European Molecular Biology Laboratory, European Bioinformatics Institute (EMBL-EBI), Hinxton, UK.
Max Planck Institute for Molecular Genetics, Berlin, Germany.
Nat Genet. 2023 May;55(5):746-752. doi: 10.1038/s41588-023-01368-0. Epub 2023 Apr 10.

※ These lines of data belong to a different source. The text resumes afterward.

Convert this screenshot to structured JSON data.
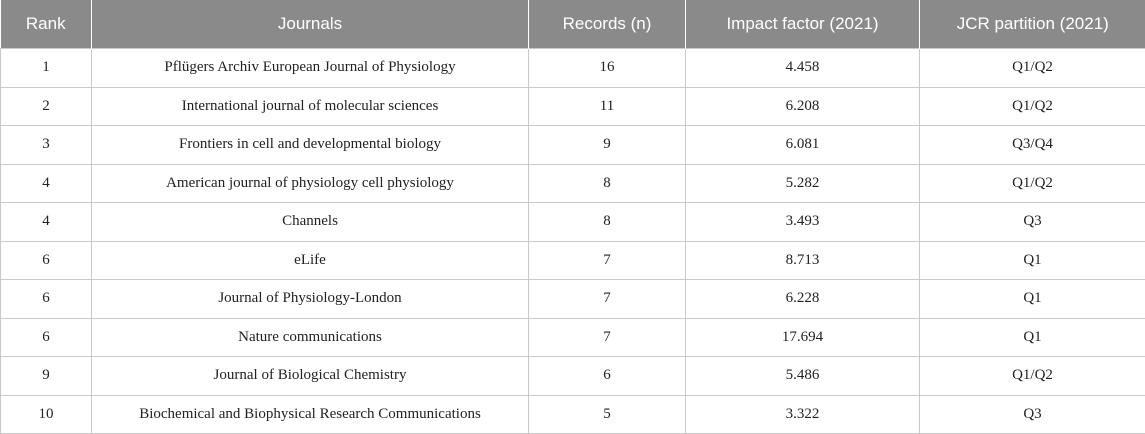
{
  "table": {
    "headers": [
      "Rank",
      "Journals",
      "Records (n)",
      "Impact factor (2021)",
      "JCR partition (2021)"
    ],
    "rows": [
      [
        "1",
        "Pflügers Archiv European Journal of Physiology",
        "16",
        "4.458",
        "Q1/Q2"
      ],
      [
        "2",
        "International journal of molecular sciences",
        "11",
        "6.208",
        "Q1/Q2"
      ],
      [
        "3",
        "Frontiers in cell and developmental biology",
        "9",
        "6.081",
        "Q3/Q4"
      ],
      [
        "4",
        "American journal of physiology cell physiology",
        "8",
        "5.282",
        "Q1/Q2"
      ],
      [
        "4",
        "Channels",
        "8",
        "3.493",
        "Q3"
      ],
      [
        "6",
        "eLife",
        "7",
        "8.713",
        "Q1"
      ],
      [
        "6",
        "Journal of Physiology-London",
        "7",
        "6.228",
        "Q1"
      ],
      [
        "6",
        "Nature communications",
        "7",
        "17.694",
        "Q1"
      ],
      [
        "9",
        "Journal of Biological Chemistry",
        "6",
        "5.486",
        "Q1/Q2"
      ],
      [
        "10",
        "Biochemical and Biophysical Research Communications",
        "5",
        "3.322",
        "Q3"
      ]
    ]
  },
  "colors": {
    "header_background": "#8a8a8a",
    "header_text": "#ffffff",
    "grid_lines": "#c9c9c9"
  }
}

Phylogenetics has a crucial role in genomic epidemiology. Enabled by unparalleled volumes of genome sequence data generated to study and help contain the COVID-19 pandemic, phylogenetic analyses of SARS-CoV-2 genomes have shed light on the virus's origins, spread, and the emergence and reproductive success of new variants. However, most phylogenetic approaches, including maximum likelihood and Bayesian methods, cannot scale to the size of the datasets from the current pandemic. We present 'MAximum Parsimonious Likelihood Estimation' (MAPLE), an approach for likelihood-based phylogenetic analysis of epidemiological genomic datasets at unprecedented scales. MAPLE infers SARS-CoV-2 phylogenies more accurately than existing maximum likelihood approaches while running up to thousands of times faster, and requiring at least 100 times less memory on large datasets. This extends the reach of genomic epidemiology, allowing the continued use of accurate phylogenetic, phylogeographic and phylodynamic analyses on datasets of millions of genomes.
系统发生学在基因组流行病学中具有关键作用。得益于为研究和帮助控制 COVID-19 大流行而生成的无与伦比的大量基因组序列数据,对 SARS-CoV-2 基因组的系统发生分析揭示了该病毒的起源、传播以及新变体的出现和繁殖成功率。然而,包括最大似然法和贝叶斯方法在内的大多数系统发生方法都无法扩展到当前大流行数据集的规模。我们提出了“最大简约似然估计”(MAPLE),这是一种用于在前所未有的规模上对流行病学基因组数据集进行基于似然的系统发生分析的方法。MAPLE 比现有的最大似然方法更准确地推断 SARS-CoV-2 的系统发生关系,同时运行速度快数千倍,在大型数据集上所需的内存至少少 100 倍。这扩展了基因组流行病学的范围,允许在数百万个基因组数据集上继续使用准确的系统发生、系统地理学和系统动力学分析。